In China, spot yuan jumped more than 1 percent to 6.4934 per dollar - its firmest this year - after the People's Bank of China set its daily midpoint 0.3 percent stronger and the head of the bank was quoted as saying speculators should not be allowed to dominate market sentiment. [CNY/]
A stronger yuan reduces the risk that China will export deflation to the world, while worries about consumer price growth have also been helped by bounce back in the oil price.
Brent LCOc1 and U.S. crude futures CLc1 edged up on Monday adding to Friday's 10 percent surge on speculation that the Organization of the Petroleum Exporting Countries (OPEC) might finally agree to cut output to reduce a world glut.
Euro zone long-term inflation expectations also rebounded from record lows on Monday even as Germany's Bundesbank cut its forecast for consumer price growth in the bloc's biggest economy.
China's weak exports and imports in January, down 11.2 percent and 18.8 percent year-on-year respectively, seemed not to disturb markets. The resulting jump in the country's trade surplus to $63 billion for the month might have helped, as that may offer support to the yuan.
The disconnect between markets and economics was perhaps starkest in Japan, where the Nikkei .N225 jumped more than 7 percent, putting its worst week since the depths of the global financial crisis in 2008 quickly behind it.
This came despite data showing the economy contracted by an annualized 1.4 percent in the last three months of 2015, more than expected.
MSCI's broadest index of Asia-Pacific shares outside Japan rose 2.3 percent .MIAPJ0000PUS, after losing 10 percent of its value so far this year.

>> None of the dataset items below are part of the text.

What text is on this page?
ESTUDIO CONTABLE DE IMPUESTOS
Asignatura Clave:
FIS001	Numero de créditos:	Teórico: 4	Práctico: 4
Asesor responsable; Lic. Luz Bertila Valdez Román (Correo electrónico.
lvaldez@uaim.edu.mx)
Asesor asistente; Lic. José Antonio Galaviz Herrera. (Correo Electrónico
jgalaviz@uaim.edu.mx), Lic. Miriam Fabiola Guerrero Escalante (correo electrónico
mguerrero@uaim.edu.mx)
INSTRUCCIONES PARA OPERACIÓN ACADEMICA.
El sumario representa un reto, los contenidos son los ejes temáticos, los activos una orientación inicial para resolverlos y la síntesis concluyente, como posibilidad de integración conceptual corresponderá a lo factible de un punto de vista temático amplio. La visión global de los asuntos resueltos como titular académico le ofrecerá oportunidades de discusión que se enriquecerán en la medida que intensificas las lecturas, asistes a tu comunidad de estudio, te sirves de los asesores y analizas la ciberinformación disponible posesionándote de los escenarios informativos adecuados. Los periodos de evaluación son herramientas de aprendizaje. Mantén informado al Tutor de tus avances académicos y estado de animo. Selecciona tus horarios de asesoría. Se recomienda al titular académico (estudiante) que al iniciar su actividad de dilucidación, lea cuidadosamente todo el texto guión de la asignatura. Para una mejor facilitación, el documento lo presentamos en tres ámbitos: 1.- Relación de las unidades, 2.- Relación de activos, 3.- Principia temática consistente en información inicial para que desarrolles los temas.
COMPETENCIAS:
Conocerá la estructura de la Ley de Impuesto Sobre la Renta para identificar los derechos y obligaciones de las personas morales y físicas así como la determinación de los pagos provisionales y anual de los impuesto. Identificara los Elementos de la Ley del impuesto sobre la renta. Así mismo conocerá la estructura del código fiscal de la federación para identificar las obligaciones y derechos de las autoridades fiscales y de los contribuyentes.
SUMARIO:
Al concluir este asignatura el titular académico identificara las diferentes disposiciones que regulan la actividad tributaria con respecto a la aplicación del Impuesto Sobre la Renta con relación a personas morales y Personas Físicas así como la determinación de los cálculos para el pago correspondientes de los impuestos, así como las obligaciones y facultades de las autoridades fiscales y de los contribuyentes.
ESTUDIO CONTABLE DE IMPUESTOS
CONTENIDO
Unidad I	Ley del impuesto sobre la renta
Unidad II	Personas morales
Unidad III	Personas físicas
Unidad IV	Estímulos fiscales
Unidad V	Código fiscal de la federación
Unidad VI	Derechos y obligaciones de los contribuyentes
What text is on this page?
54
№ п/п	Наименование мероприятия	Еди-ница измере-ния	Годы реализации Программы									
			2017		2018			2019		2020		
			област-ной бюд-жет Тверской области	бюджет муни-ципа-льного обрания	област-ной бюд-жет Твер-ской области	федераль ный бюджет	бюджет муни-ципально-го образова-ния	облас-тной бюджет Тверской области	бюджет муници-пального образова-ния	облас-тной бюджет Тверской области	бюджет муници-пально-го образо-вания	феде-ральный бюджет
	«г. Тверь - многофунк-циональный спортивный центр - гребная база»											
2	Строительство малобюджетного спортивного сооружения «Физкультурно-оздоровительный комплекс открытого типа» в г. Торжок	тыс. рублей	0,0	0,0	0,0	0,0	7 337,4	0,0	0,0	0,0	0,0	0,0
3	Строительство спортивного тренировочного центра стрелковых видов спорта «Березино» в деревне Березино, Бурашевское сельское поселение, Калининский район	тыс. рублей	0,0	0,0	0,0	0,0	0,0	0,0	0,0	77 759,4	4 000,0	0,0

European shares followed in their wake, led by a 4 percent rebound in banking stocks .SX7P on news that the European Central Bank (ECB) is in talks to buy bundles of Italian bad bank loans as part of its asset-purchase program.
Yet some strategists cautioned that Monday's rebound may prove short-lived, with concern that central banks have little ammunition left to fight off the heady mix of an oil-induced deflationary forces, capital outflows and economic weakness in China, and pressure on the world's financial sector.
"It's possible we could see calmer markets this week but we are not out of the woods yet," Thomas Harr. global head of fixed income and currency research at Danske Bank in Copenhagen.
"For the last couple of weeks we have seen a bit of central bank fatigue – they have cut rates into negative but it isn't having much of an impact."
Against a basket of currencies .DXY, the dollar was up slightly at 96.433 having been at its lowest in almost four months. Likewise, it edged up to 113.99 yen JPY=, having touched a 15-month trough just under 111.00 last week.
The euro was last down 0.6 percent at $1.1184 EUR=, having slipped from a 3-1/2 month peak of $1.1377.